Her blue eyes widened. “Me?”
“You,” I confirmed.
“Are you sure you don’t want one of your brothers, or Cheyenne—”
“They’re too close to the situation.” I lied. It wasn’t at all the reason I hadn’t brought it to them. “I need someone without any emotional attachment to do it.”
I handed her the leatherbound book.
She took it and opened it up, with extreme care. She handled it the same way one would William Shakespeare first edition. She began gently flipping through the pages, scanning each as she went.
“Can you read the last one?” My throat was tight as I asked the question.
“Oh.” She looked up at me. “Okay.”
She turned to the final entry and I watched as her eyes moved across the pages.
“Out loud. Can you read it out loud?”
“Are you sure?” Her eyes lifted to meet mine and I could see concern brimming in them. “This is very… personal.”
“I need to know. And I think the only way I can is if I hear it from you.” There it was. The truth. The only way I’d be able to take in this information was if I heard it from Reagan.
There was a moment of hesitation before she took a deep breath and tilted her chin down toward the book. “I’m at the end of my rope. This is a living hell. He’s a loose cannon, I have no earthly idea what he might do. I can’t live like this.” A pause hung in the air before her blue stare once again lifted up through her dark lashes. “Are you sure you want me to keep going?”
I nodded.
She continued, “I can only think of one way out. I have to tell the truth. Tell him everything. It makes me sick to think about doing it. It’s going to destroy everything that we’ve built together. I’ve accepted that, as much as it breaks my heart. No. My heart isn’t broken. It’s shattered.”
When she didn’t continue, I asked, “Is that it?”
“No…” She shook her head. “But…”
“Please.” It was a simple plea, but it did the trick.
She took a deep breath. “But I don’t care what happens to me. Just the babies, they’re all that matter. I don’t know what to do. Hank. My strong, silent boy. He will handle anything the world throws at him. But what will it do to him on the inside? Jimmy. My fun-loving little guy. He’s always laughing. Will this take away his smile? Billy. My little charmer. He never met a situation he couldn’t talk his way out of. Will this give him the idea that the world is too harsh to even try? And, then there’s Cheyenne. My sweet little angel. This will hurt her most of all. But I don’t know what else to do. I have to tell the truth. I can’t live under threat of being exposed. Under his threats. At least now this mistake won’t control me anymore. I can’t go on like this.”
She closed the book and lifted her head. “That’s it.”

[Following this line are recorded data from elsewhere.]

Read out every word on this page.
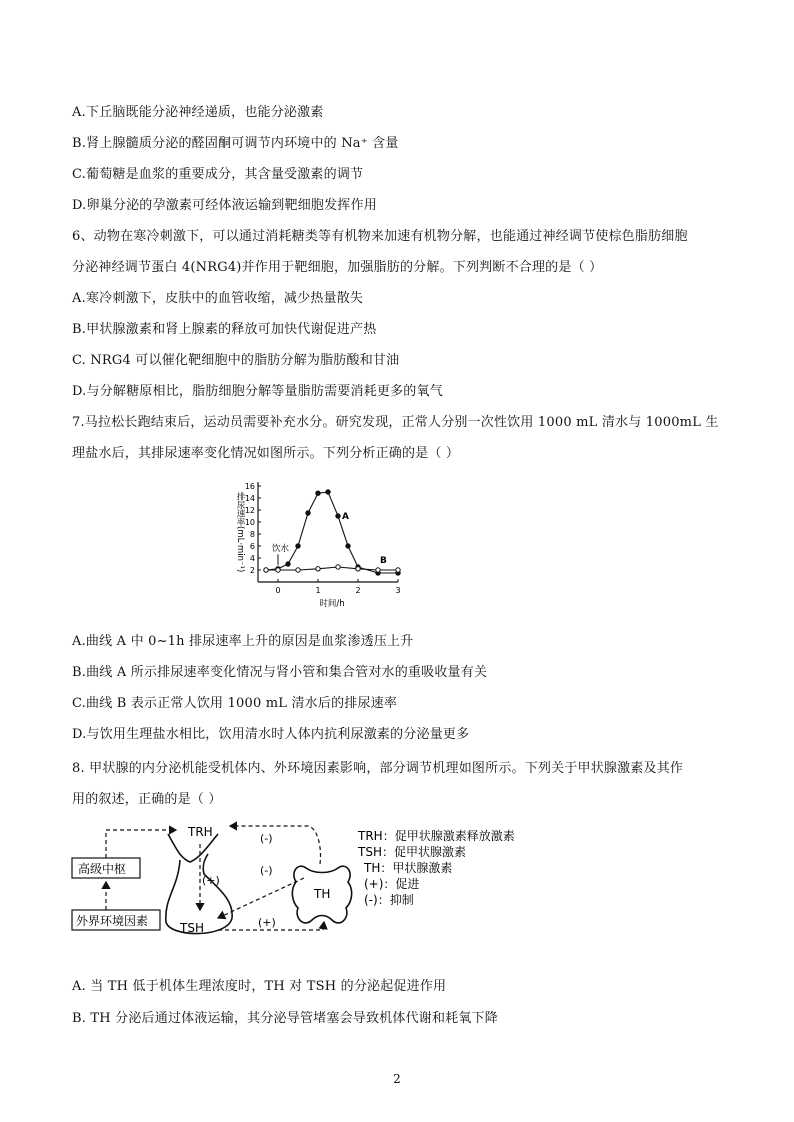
A.下丘脑既能分泌神经递质，也能分泌激素
B.肾上腺髓质分泌的醛固酮可调节内环境中的 Na⁺ 含量
C.葡萄糖是血浆的重要成分，其含量受激素的调节
D.卵巢分泌的孕激素可经体液运输到靶细胞发挥作用
6、动物在寒冷刺激下，可以通过消耗糖类等有机物来加速有机物分解，也能通过神经调节使棕色脂肪细胞
分泌神经调节蛋白 4(NRG4)并作用于靶细胞，加强脂肪的分解。下列判断不合理的是（ ）
A.寒冷刺激下，皮肤中的血管收缩，减少热量散失
B.甲状腺激素和肾上腺素的释放可加快代谢促进产热
C. NRG4 可以催化靶细胞中的脂肪分解为脂肪酸和甘油
D.与分解糖原相比，脂肪细胞分解等量脂肪需要消耗更多的氧气
7.马拉松长跑结束后，运动员需要补充水分。研究发现，正常人分别一次性饮用 1000 mL 清水与 1000mL 生
理盐水后，其排尿速率变化情况如图所示。下列分析正确的是（ ）
2
4
6
8
10
12
14
16
0	1	2	3
时间/h
排尿速率(mL·min⁻¹)	饮水
A
B
A.曲线 A 中 0~1h 排尿速率上升的原因是血浆渗透压上升
B.曲线 A 所示排尿速率变化情况与肾小管和集合管对水的重吸收量有关
C.曲线 B 表示正常人饮用 1000 mL 清水后的排尿速率
D.与饮用生理盐水相比，饮用清水时人体内抗利尿激素的分泌量更多
8. 甲状腺的内分泌机能受机体内、外环境因素影响，部分调节机理如图所示。下列关于甲状腺激素及其作
用的叙述，正确的是（ ）
TRH
TSH
TH
高级中枢
外界环境因素
(-)
(-)
(+)
(+)
TRH：促甲状腺激素释放激素
TSH：促甲状腺激素
TH：甲状腺激素
(+)：促进
(-)：抑制
A. 当 TH 低于机体生理浓度时，TH 对 TSH 的分泌起促进作用
B. TH 分泌后通过体液运输，其分泌导管堵塞会导致机体代谢和耗氧下降
2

I stared at her, trying to process what any of that could mean when a folded piece of paper slid from the back of the book onto the floor. I picked it up and when I unfolded it I saw it wasn’t just one paper, it was several. There was a lot of paragraphs but the headers were bolded and stood out.
Trustee.
Beneficiaries.
Dispensation of Residuary Trust Assets Upon Trustee’s Death.
Amendments I, II, and III.
“I think this is it. I think this is the trust.” I handed it to Reagan.
She started reading it with an entirely different intensity than she had the journal. Her eyes flew over the pages as she flipped from one to the next. “This doesn’t make any sense.”
“What? What doesn’t?” I scooted forward and stared at the paper upside down.
She pointed. “It says here that a trust was established in your mother’s name that she would have had access to at age thirty.”
“My mom was twenty-nine when she died. Was that why the trust was never accessed?”